JP Morgan analyst Matthew Boss had upgraded shares of Carnival Corporation to Overweight from Neutral, and raised target prices of Carnival, Royal Caribbean Group and Norwegian Cruise Line Holdings, Ltd (NCLH), Streetinsider.com reports. Shares in listed major cruise shipping groups staged strong gains as a result.
Boss increased the price target on Carnival Corporation stock to $16 from $11 in a note to clients Monday, while he also raised the Royal Caribbean price target to $103 from $100 and the NCLH target to $16 from $15 per share.
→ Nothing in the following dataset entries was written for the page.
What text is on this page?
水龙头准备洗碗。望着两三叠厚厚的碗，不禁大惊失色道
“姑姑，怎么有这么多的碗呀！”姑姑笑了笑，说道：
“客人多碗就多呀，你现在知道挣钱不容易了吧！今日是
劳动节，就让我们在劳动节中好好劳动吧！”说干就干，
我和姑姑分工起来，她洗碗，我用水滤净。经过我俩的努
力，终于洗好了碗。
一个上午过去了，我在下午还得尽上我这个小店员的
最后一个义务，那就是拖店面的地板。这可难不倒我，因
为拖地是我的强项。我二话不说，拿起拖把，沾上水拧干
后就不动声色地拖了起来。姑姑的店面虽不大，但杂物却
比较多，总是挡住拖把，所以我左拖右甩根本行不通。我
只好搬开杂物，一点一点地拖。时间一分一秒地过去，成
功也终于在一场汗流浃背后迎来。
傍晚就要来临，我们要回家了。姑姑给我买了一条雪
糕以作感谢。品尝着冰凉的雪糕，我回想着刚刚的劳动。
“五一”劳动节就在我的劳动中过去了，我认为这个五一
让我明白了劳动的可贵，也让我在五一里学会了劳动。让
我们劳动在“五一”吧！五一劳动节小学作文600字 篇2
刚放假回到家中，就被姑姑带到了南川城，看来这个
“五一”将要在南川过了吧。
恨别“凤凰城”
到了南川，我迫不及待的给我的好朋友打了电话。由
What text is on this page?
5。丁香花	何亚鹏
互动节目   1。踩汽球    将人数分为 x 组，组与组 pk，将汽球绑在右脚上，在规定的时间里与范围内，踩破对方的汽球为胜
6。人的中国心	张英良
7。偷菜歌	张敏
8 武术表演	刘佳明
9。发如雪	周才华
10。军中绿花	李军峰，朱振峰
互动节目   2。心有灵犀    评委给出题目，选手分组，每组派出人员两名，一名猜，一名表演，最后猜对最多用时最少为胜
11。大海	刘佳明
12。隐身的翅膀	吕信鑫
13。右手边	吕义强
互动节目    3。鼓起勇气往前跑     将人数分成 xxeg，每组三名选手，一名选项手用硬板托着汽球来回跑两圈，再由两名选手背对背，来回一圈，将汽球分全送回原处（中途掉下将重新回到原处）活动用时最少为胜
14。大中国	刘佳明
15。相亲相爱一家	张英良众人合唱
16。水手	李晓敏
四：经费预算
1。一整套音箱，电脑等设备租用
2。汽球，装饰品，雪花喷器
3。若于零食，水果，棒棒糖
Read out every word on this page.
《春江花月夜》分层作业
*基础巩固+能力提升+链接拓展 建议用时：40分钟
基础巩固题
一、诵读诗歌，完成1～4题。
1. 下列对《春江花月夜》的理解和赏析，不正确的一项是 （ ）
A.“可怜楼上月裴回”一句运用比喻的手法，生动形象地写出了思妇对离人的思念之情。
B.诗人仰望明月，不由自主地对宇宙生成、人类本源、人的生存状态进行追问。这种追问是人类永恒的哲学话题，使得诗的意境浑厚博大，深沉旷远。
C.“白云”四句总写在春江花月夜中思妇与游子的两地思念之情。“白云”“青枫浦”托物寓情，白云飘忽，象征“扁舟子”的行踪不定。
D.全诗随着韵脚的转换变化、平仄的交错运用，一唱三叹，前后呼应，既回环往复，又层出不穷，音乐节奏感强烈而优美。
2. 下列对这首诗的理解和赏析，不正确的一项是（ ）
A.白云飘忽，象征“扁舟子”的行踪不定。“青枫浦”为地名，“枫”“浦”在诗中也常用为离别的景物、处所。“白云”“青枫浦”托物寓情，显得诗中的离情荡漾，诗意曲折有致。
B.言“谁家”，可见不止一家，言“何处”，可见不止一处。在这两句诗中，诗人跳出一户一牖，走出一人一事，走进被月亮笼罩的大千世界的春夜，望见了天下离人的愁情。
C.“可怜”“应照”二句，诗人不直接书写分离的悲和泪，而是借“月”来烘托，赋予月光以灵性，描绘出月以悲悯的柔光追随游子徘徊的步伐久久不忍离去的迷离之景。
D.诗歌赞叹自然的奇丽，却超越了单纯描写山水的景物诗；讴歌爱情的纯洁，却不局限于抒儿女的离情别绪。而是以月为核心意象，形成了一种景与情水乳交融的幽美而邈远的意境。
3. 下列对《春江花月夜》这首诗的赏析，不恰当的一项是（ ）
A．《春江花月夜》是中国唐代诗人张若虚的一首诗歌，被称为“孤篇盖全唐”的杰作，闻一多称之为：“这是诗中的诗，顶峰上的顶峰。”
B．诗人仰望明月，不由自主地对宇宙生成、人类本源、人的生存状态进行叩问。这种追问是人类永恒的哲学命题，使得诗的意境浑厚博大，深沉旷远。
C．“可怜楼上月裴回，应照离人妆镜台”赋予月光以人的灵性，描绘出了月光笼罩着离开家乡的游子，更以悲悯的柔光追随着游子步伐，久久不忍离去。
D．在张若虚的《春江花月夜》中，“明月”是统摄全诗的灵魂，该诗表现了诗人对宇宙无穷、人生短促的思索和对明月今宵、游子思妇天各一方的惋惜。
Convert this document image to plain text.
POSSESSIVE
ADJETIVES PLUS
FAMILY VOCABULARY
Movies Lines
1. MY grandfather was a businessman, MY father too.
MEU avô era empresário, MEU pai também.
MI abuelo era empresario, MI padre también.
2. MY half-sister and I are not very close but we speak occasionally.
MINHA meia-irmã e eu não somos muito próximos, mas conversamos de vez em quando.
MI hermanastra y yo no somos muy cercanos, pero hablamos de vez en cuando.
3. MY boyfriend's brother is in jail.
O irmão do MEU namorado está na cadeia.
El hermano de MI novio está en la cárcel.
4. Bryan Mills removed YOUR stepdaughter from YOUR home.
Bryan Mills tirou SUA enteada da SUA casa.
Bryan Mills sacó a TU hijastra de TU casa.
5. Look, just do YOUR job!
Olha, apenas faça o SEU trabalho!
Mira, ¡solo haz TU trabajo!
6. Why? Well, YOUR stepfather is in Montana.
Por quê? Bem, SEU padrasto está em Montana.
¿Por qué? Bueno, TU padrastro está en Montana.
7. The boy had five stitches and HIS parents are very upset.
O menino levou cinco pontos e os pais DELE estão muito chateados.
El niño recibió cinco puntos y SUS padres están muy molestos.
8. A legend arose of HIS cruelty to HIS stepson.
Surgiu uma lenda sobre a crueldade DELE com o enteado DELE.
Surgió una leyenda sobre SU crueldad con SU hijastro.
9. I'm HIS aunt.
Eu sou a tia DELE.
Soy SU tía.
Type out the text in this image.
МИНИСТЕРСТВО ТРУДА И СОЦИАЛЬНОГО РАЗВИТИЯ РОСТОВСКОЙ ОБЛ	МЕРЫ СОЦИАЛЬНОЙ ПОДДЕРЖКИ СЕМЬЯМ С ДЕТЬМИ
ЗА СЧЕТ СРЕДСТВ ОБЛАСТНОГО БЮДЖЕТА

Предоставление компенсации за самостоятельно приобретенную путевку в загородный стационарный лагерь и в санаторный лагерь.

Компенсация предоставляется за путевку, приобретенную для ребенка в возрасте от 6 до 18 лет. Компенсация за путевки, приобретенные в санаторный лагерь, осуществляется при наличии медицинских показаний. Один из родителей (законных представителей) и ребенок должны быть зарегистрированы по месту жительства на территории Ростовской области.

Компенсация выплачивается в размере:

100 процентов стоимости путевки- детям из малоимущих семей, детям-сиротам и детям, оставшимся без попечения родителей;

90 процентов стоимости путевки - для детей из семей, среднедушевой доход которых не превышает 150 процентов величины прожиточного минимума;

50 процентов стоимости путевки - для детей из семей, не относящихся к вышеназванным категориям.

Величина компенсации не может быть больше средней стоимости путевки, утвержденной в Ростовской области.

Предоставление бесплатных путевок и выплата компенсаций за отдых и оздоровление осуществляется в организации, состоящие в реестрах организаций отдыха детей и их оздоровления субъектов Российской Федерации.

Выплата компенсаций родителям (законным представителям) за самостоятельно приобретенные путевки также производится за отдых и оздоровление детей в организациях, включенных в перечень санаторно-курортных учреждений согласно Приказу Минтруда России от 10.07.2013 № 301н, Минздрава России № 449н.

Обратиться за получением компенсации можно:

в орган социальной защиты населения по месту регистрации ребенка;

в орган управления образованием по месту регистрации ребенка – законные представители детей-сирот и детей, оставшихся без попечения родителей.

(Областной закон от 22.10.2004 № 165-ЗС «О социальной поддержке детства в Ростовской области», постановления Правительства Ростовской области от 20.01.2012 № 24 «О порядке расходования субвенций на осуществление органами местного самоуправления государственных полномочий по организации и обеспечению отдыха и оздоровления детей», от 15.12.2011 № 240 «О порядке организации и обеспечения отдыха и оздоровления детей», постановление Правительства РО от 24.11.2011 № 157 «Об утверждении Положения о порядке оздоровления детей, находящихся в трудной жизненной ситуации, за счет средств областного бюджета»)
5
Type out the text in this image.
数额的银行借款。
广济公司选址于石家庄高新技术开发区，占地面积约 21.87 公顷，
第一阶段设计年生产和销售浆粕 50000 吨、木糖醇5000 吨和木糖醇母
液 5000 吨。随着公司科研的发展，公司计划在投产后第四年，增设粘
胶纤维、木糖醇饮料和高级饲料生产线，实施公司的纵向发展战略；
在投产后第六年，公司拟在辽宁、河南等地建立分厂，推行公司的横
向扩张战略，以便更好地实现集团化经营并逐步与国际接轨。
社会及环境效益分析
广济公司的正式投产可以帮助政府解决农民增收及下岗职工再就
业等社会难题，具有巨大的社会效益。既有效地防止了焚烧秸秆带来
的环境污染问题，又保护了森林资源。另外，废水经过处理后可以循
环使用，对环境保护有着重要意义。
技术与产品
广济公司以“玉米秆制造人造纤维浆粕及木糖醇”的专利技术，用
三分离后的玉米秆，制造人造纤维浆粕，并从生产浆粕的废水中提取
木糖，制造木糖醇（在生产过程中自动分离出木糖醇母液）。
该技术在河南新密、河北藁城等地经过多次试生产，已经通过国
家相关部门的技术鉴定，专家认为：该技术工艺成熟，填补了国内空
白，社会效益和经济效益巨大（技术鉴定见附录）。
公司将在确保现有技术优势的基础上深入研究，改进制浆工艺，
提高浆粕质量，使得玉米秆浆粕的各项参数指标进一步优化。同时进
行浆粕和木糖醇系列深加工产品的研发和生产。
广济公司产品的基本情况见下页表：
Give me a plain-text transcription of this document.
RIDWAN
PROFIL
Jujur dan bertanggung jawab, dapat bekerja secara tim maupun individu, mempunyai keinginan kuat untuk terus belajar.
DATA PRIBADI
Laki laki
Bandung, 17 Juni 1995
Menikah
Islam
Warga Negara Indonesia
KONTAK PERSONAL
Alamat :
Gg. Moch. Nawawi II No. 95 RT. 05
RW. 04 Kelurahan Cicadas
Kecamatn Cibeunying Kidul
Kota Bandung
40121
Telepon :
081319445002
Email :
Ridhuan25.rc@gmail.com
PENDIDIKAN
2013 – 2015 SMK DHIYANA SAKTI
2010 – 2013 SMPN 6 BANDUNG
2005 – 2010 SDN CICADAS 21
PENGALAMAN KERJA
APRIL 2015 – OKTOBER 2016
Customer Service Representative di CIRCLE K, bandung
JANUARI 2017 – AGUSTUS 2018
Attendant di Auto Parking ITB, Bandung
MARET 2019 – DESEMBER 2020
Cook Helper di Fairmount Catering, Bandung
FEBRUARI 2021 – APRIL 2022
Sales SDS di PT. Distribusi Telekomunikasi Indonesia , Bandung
At mid-morning US east coast time, shares in Carnival Corporation traded almost 14% higher at $14.89, while Carnival plc in London had gained 11.1% to £10.10. Royal Caribbean was 3.3% higher at $94.33 and NCLH gained 8.8% to trade at $18.69
Boss was cited as saying that his firm hosted senior management meetings with Carnival, Norwegian, and Royal Caribbean as part of its "Come Cruise w/ Us" event in Miami.
"Importantly, the two-fold takeaway from the 'Big 3' was (1) bullish tone on current trends (& 1H24 bookings) with zero signs of momentum slowing (& no change in historical lead indicators) as pent-up loyalist demand a year ago transitions to new-to-cruise strength today and (2) increased balance sheet flexibility w/ ample liquidity for debt pay-down (& no plans for equity issuance across the Big 3)," the analyst reportedly wrote.
He added that a key theme across from the visits was all management teams speaking about continued demand momentum with "no signs of softness cited in any single forward indicator by historical measure."
"Importantly, management teams broadly cited today's booking curve as in the sweet spot (historically, ~6-9 months) providing ~85% visibility into 2023 bookings and ~25% into 2024 as of today by our math (farther out visibility = key difference from our broader retail coverage)," the report concluded.